Easily one of the best modern novels I've read, The Yiddish Policemen's Union is set in an alternate-history where a plan pushed by Secretary of State Harold Ickes in 1940 to resettle European Jews - as refugees - in the Alaskan Territory was successful. In addition, the state of Israel failed in 1948 and made the Sitka settlement the closest thing to a homeland the Jewish people had. The story itself is set in the present-day when the settlement is about to be returned to Alaska and its native population. Once again, the Jews of Sitka are faced with the prospect of not having a home.
The hero of the book is detective Meyer Landsman, a man who was once the pride of the Sitka police department, but is now a a borderline alcoholic, living in a flophouse, haunted by the memories of better days. A drug addict is killed in the same hotel in which Landsman lives, and draws him into solving a crime that is nothing like it first appears.
Michael Chabon's writing is nothing short of incredible. He paints a very realistic setting and cast of characters. He takes a simple detective story - a genre that is nothing new in the literary world - and transforms it into a rich and complex world that goes much deeper than a mere "whodunit." He surpasses the usual assembly-line novels that popular authors turn out and reaches the level of true literature.
Because the story is set in an alternate history, Chabon leaves hints and clues in the dialogue and the setting as to what happened in this timeline.
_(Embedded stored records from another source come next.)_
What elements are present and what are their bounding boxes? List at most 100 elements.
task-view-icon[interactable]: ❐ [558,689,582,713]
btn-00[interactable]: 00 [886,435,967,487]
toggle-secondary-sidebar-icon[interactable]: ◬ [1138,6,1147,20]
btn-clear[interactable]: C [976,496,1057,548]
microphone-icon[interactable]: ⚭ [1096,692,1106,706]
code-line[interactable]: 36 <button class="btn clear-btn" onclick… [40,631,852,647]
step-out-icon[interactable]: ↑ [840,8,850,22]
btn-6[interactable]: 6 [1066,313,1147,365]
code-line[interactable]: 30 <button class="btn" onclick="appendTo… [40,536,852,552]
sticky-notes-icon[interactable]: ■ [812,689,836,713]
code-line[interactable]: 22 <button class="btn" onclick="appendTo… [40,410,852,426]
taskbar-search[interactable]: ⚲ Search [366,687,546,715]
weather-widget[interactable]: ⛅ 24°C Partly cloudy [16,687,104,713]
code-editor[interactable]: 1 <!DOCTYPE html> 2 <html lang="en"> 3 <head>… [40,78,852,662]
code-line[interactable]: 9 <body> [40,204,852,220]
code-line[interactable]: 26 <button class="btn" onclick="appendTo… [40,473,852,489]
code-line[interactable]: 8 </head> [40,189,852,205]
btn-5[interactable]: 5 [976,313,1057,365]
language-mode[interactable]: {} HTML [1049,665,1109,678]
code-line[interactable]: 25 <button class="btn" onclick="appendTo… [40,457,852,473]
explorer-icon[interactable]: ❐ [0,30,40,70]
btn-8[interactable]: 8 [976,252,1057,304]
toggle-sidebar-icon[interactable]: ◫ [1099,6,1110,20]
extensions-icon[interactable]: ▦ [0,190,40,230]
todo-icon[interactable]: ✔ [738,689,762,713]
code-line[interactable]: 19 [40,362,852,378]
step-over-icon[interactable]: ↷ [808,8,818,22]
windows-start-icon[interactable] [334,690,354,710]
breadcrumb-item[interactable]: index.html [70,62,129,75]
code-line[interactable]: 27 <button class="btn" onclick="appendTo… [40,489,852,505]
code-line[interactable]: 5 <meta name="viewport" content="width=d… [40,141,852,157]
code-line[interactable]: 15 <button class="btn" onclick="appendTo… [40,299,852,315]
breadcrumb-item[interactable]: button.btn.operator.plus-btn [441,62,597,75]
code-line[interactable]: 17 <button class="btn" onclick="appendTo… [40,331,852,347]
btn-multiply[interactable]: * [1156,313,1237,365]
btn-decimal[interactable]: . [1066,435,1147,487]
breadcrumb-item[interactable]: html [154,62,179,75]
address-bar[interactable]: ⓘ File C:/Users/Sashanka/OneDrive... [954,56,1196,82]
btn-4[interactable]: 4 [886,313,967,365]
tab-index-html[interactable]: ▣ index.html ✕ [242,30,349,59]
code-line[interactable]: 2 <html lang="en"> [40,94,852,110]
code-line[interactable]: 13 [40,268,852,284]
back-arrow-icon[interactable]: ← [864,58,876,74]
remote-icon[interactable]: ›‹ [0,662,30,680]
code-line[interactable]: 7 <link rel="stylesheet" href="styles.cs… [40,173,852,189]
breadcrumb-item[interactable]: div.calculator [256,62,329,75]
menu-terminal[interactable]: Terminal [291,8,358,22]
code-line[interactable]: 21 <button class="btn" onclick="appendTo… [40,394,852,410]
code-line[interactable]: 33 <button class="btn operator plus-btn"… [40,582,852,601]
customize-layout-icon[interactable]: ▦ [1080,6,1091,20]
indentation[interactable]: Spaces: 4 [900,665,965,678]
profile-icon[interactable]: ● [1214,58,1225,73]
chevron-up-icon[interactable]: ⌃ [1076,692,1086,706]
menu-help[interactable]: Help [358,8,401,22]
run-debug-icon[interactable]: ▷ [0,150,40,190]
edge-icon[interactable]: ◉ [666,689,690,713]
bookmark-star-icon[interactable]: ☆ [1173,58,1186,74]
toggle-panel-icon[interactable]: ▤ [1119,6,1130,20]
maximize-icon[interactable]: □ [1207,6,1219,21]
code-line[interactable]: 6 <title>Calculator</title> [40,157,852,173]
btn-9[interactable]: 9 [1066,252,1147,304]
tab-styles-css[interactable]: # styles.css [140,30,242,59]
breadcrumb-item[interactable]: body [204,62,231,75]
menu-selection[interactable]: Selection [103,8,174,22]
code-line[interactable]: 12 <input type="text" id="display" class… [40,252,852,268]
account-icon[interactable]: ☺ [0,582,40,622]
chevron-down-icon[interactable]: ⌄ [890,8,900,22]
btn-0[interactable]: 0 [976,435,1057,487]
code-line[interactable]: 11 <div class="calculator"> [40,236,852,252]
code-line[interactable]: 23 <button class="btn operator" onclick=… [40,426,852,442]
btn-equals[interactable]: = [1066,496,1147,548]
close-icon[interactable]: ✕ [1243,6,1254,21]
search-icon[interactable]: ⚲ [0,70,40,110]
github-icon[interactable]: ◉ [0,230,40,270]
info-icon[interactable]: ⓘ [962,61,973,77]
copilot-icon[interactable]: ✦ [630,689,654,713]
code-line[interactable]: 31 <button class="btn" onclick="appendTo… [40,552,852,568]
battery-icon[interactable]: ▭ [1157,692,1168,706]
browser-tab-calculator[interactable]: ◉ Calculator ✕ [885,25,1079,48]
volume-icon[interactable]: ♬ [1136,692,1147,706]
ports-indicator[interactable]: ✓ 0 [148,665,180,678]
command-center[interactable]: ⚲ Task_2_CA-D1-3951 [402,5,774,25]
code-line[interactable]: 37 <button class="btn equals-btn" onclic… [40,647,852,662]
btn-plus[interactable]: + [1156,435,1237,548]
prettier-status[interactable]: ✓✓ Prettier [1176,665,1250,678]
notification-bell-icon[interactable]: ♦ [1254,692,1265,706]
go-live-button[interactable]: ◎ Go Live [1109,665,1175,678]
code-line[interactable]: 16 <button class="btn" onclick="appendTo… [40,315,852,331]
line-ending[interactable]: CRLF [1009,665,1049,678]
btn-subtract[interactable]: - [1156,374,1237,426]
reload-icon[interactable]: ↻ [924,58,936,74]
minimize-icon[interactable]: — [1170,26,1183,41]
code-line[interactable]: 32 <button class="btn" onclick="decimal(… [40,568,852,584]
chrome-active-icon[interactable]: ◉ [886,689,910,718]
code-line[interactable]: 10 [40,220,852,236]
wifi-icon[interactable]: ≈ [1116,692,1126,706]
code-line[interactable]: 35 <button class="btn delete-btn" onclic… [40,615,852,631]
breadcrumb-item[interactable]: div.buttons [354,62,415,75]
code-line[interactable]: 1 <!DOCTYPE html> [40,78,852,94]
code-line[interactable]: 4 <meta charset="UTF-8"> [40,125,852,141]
Israel failed as a state. The Cold War was much hotter than the one we know. Once again, the Jewish people face the prospect of losing their homeland. There is much, much more that is hinted at, in bits and pieces for the reader to put together.
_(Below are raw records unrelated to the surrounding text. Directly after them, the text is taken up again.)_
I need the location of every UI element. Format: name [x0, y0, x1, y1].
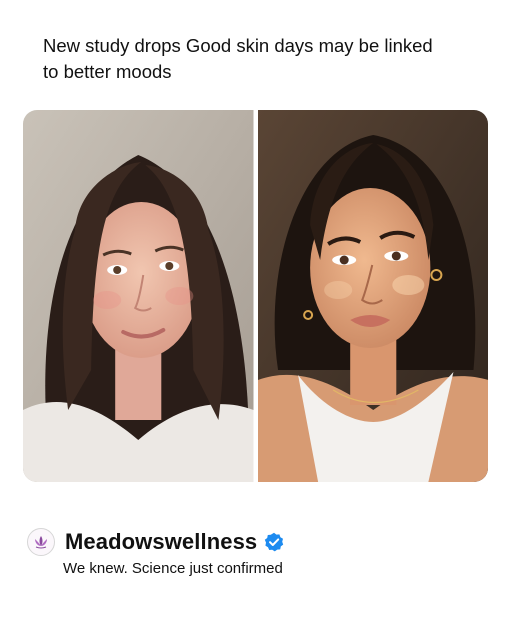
post-caption: We knew. Science just confirmed — [63, 560, 283, 577]
glowing-face-image — [257, 110, 488, 482]
account-name[interactable]: Meadowswellness — [65, 529, 257, 555]
photo-comparison[interactable] — [23, 110, 488, 482]
account-row[interactable]: Meadowswellness — [27, 526, 284, 558]
right-photo[interactable] — [257, 110, 488, 482]
left-photo[interactable] — [23, 110, 254, 482]
post-headline: New study drops Good skin days may be li… — [43, 35, 433, 82]
account-avatar[interactable] — [27, 528, 55, 556]
natural-face-image — [23, 110, 254, 482]
lotus-logo-icon — [35, 536, 47, 549]
verified-badge-icon — [264, 532, 284, 552]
Chabon's novel is also rich with Jewish culture - the dialect, the customs, everything is tied to Jewish identity. If you're unfamiliar with Jewish history the author thankfully includes a glossary of terms - and his own creation of "Sitka slang" - to help out. Through the inclusion of such rich cultural elements Chabon is able to create a more real and believable narrative and it is limited solely to the interactions of the Sitka Jews, but also their relationship with the native Alaskan population and the rest of the United States.
The story itself starts out a little slow, but gains speed as it goes and becomes a page-turner. What impresses me most is the way in which Chabon is able to create a very compelling - and by know means simple - detective story and at the same time create a narrative of a completely fictional history. He uses his characters incredibly well to tell the story and their history themselves. He avoids a third person narrative almost completely when the history of Sitka is told. It allows a much more believable story to unfold.
The Yiddish Policemen's Union is a phenomenal book. Chabon is a great writer and proof that American literature is alive and well. I'd love to say more, but I don't want to give too much of the book away. I promise you won't be disappointed.